When Should External Dependencies Be Made Asynchronous?
There is no exact formula to determine if the resiliency gained by using asynchronous interfaces is worth the cost in complexity. This will be a recurring theme for most of the regarding resiliency posts. Software architecture is all about tradeoffs and very rarely does it provide us clear-cut, obvious solutions. With that being said I will leave this discussion with the following set of questions that can get you started thinking about these tradeoffs and deciding if asynchronous dependencies make sense for your situation.
Is Resiliency Really Required?
Asking this question will be another common theme in this series. It’s great that your software application can claim five nines availability but it’s an internal employee directory web app that averages about 10 hits a day. It’s probably going to be okay if it’s down on occasion. As mentioned many times before, adding resiliency to software is very rarely free. There is almost always the cost of added complexity. You should always weigh these costs in complexity against the cost of your software not being resilient before making this decision.
Is The Interface Write Only?
The best system interface candidates to make asynchronous are write only ones. If our software (and the client) doesn’t need any return data from the external system then the callback step can be removed from the sequence. This will cause the asynchronous dependency to behave more like a synchronous interface since after the message is stored the transaction is complete. Write-only asynchronous interfaces remove 3 of 4 complexity issues (multi-threaded programming model, asynchronous user interaction, and client and server required on both sides) while still providing all the resiliency advantages. A message store implementation is still required but if resiliency is really a requirement this will many times be worth the cost.
Can The Request Be (Safely) Processed Multiple Times?
One of the main advantages of using asynchronous interfaces is that it allows for retries when message processing fails. This gives time for the external system to recover when misfortune or change occurs. One thing to keep in mind is just because the external system can retry the request multiple times doesn’t necessarily mean that it should. For example, let’s assume that when the external system goes to process the request it needs to update three other systems. If the first two system updates work but the third fails the message can be left in the message store and tried later but what about the two systems that have already been updated? When the external system goes to retry the request are the two systems that have already been updated going to now get duplicate data?

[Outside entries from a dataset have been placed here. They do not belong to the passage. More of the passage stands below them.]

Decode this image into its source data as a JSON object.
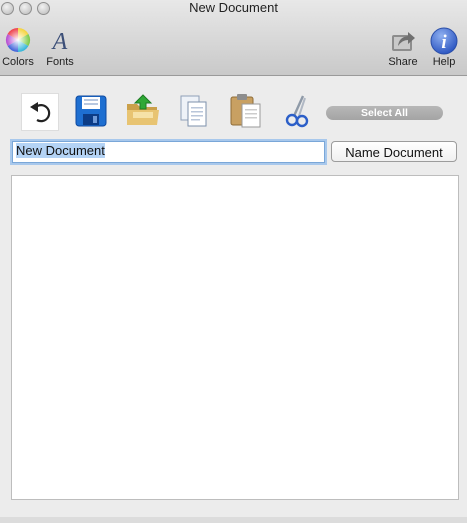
{
  "window": {
    "title": "New Document",
    "traffic_lights": [
      "close",
      "minimize",
      "zoom"
    ]
  },
  "toolbar": {
    "colors_label": "Colors",
    "fonts_label": "Fonts",
    "share_label": "Share",
    "help_label": "Help"
  },
  "actions": {
    "undo_icon": "undo-icon",
    "save_icon": "floppy-disk-icon",
    "open_icon": "open-folder-icon",
    "copy_icon": "copy-documents-icon",
    "paste_icon": "paste-clipboard-icon",
    "cut_icon": "scissors-icon",
    "select_all_label": "Select All"
  },
  "document": {
    "name_value": "New Document",
    "name_button_label": "Name Document",
    "body_text": ""
  },
  "colors": {
    "focus_ring": "#a8c8ec",
    "selection": "#b4d3f5",
    "save_blue": "#1e6fd1",
    "help_blue": "#3d6fd0"
  }
}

To take advantage of message retries the external system needs to be able to keep duplicate data from being posted when failures occur. If there is only one update operation by the external system that either works or fails this shouldn’t be a problem otherwise the external system will need to account for partial failures. One way this can be accomplished is by running the entire request under a single transaction that the external system can rollback if one or more steps fail. Depending on the type of systems being updated this may or may not be an easy thing to do. Another possibility is the entire request process is idempotent. Idempotence is a characteristic of mathematical operations where multiple applications of the operation do not change the result. This characteristic can be applied to software operations and interfaces as well. Idempotent software interfaces are great for making asynchronous because if there is a failure, the request can be retried later from the very beginning without having to worry about data inconsistencies.